Animal Law Enforcement Careers
There are many possible career paths for job seekers who are interested in enforcing laws and working with animals. Here are a few of the most popular animal-related options in the field of law enforcement:
Detection Dog Handler
Detection dog handlers work with canine partners that are tasked with finding bombs, drugs, agricultural products, and other prohibited items. They are frequently employed in positions at airports, border crossings, and shipyards; additional opportunities with the military and police departments continue to increase strongly each year.
Salary for detection dog handlers may vary based on the specific nature of their employment, but can generally range from $50,000 to $100,000 per year.
Fish and Game Warden
Fish and game wardens are tasked with patrolling a designated area to enforce laws and hunting regulations related to the local wildlife population. Wardens are licensed to carry a firearm while performing their duties, and they have the authority to arrest those who violate the law. Most wardens work for the state or local government and go through academy training before going on patrol. The annual mean salary for fish and game wardens (employed by state governmental agencies) was $56,540 in the Bureau of Labor Statistics survey of 2010.
Mounted Police Officer
Mounted police officers patrol a specific area on horseback, maintaining public safety and ensuring crowd control at events. Mounted officers may work for state and local government agencies, police departments, and the military.
Mounted officers must first become regular police officers and work on regular patrol for several years before applying for the mounted program. Once accepted, an officer must go through a training program for the mounted unit that can take several months to complete. The median salary for police officers was $52,540 in the 2010 BLS salary survey.
K-9 Police Officer
K-9 police officers handle dogs used to track and apprehend suspects. Officers must have several years of experience on patrol before applying for the canine unit. Once assigned to the canine unit, an officer is matched with a dog and goes through an extensive training program before going out into the field with their new partner. The median salary for police officers was $52,540 in the 2010 BLS salary survey.
Animal Control Officer
Animal control officers enforce licensing laws, investigate cruelty cases, and humanely capture dangerous or stray animals. There are several educational paths and certification options for this career. Most officers are employed by state and local governments, and they are assigned to patrol a specific county or region during the course of their duties. Animal control officers earn an average annual salary of $32,050. Management and investigative positions can carry a salary of more than $50,000 per year.
Animal lawyers are responsible for casework that may include animal abuse, veterinary malpractice, and animal welfare. While this is not a career that offers much (if any) hands-on interaction with animals, it does serve an important function in protecting animal welfare and introducing important animal legislation.

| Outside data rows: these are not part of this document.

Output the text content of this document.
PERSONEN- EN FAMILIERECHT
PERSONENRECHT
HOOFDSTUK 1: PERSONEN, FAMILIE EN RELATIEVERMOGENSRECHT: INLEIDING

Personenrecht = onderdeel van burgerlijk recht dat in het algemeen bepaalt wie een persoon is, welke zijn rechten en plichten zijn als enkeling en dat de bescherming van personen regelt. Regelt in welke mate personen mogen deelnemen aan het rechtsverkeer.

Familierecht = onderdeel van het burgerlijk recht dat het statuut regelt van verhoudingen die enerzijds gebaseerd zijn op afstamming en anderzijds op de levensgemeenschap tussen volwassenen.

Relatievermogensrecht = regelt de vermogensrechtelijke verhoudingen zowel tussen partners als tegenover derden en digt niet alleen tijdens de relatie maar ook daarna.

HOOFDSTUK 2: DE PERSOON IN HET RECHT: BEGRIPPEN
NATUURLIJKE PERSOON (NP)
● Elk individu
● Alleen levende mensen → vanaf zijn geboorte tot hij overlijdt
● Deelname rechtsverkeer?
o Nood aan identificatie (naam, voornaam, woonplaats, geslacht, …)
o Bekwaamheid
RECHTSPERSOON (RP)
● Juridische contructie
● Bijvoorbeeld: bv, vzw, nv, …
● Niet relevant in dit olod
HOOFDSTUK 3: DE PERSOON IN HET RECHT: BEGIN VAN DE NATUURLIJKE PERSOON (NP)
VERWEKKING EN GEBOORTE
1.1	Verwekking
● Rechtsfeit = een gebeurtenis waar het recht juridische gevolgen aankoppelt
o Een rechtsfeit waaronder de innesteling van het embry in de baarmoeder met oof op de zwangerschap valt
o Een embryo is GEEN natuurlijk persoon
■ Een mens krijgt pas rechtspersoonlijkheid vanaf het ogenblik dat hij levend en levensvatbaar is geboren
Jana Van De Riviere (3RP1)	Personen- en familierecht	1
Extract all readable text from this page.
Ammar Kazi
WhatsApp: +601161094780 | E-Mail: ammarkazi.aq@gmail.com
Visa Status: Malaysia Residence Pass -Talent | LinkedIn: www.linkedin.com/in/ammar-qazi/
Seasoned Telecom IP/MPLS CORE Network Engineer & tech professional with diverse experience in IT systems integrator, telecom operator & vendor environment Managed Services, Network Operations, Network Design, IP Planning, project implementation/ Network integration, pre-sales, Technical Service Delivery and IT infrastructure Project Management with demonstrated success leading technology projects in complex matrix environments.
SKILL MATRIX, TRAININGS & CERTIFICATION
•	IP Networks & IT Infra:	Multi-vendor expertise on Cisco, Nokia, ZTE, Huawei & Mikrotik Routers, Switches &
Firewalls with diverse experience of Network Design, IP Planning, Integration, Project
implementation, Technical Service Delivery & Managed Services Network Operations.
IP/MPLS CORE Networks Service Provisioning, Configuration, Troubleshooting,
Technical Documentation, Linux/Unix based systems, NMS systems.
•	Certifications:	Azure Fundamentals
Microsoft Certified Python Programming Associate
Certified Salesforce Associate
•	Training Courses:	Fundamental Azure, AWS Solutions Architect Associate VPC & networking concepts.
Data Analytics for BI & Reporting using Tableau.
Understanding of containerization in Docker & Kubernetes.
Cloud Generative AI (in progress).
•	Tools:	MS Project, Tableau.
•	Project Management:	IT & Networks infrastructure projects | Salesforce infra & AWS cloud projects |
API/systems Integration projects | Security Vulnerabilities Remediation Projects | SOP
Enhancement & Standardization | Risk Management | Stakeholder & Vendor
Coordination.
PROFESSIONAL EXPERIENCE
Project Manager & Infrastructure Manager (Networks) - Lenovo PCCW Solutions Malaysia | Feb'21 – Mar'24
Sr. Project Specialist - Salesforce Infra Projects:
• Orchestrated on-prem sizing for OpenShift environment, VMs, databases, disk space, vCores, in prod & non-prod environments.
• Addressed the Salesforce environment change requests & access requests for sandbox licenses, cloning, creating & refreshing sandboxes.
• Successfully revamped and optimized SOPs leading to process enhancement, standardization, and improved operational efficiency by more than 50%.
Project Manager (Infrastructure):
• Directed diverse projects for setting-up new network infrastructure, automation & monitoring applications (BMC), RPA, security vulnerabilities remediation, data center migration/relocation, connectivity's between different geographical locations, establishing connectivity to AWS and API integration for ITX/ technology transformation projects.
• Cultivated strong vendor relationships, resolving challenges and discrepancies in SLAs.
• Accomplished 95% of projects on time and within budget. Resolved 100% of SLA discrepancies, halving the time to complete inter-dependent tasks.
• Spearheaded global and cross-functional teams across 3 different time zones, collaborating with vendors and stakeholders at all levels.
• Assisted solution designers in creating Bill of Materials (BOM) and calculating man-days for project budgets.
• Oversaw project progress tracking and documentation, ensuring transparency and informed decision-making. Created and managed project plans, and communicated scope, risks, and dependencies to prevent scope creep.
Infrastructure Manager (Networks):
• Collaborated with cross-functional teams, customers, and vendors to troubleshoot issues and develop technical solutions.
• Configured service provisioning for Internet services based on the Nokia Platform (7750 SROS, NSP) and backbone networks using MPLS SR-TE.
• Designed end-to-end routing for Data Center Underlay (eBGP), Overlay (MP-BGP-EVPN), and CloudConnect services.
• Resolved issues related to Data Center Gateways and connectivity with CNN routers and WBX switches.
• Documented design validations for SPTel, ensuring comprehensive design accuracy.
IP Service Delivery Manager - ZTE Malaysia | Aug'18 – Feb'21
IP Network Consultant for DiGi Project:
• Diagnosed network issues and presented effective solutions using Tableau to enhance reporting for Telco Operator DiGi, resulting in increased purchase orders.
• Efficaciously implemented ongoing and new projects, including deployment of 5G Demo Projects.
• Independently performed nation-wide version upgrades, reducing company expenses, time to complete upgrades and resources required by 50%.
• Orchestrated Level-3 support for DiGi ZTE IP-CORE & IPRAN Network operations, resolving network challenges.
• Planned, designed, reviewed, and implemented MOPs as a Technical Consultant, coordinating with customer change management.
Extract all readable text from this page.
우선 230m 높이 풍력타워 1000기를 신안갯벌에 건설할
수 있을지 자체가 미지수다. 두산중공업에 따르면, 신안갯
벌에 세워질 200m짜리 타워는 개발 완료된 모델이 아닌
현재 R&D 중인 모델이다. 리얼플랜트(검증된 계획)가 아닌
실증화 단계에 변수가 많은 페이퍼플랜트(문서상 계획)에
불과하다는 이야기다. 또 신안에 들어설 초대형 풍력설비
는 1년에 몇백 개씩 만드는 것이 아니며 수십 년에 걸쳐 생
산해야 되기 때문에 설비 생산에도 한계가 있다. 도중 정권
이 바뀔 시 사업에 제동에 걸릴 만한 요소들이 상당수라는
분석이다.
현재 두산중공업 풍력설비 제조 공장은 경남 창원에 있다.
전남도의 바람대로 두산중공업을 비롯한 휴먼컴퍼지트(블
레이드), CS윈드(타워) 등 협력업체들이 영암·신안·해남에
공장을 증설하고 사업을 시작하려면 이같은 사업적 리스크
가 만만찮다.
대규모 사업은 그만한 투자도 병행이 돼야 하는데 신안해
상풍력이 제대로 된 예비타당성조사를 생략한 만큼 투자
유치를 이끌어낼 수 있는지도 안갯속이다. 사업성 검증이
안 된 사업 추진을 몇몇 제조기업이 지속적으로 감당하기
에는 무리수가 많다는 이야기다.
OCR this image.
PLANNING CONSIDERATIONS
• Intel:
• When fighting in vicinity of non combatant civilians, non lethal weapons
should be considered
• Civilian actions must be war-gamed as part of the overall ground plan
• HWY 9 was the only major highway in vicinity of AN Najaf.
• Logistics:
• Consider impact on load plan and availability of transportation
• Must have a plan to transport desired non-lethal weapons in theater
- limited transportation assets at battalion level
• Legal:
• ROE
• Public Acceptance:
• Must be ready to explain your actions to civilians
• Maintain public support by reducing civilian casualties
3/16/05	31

Most law schools (including Harvard) offer classes that specifically focus on animal law, and some (such as Lewis & Clark) offer a complete animal law career path. According to the BLS, the annual salary for lawyers was $112,760 in 2010.
Animal Health Inspector
Animal health inspectors monitor farms, animal shelters, livestock facilities, research labs, and quarantine facilities in a particular area to ensure that animals are treated humanely and that all facilities are up to code. Inspectors may take samples for analysis, make biosecurity recommendations, and liaise with veterinarians during the course of their duties. A degree is usually required for inspector positions, and a background in a veterinary related field is a plus. Most animal health positions are found with state government, local government, or processing facilities.
The median annual wage for agricultural inspectors was $41,390 in the most recent BLS salary survey.
Wildlife inspectors are responsible for inspecting commercial shipments of wildlife species and wildlife products as they are imported and exported. Inspectors are tasked with confiscating illegal animals or products, checking documentation, and searching for smuggled animals or products. Most positions in the United States are located at 18 major ports and at the Mexican and Canadian borders. A background in law enforcement and animal science is beneficial for candidates; additional training must be completed at a federal center. Depending on their experience and advancement up the pay grade scale, wildlife inspectors can expect to earn between $35,000 and $65,000 per year according to the pay scales available on the federal USAJOBS website.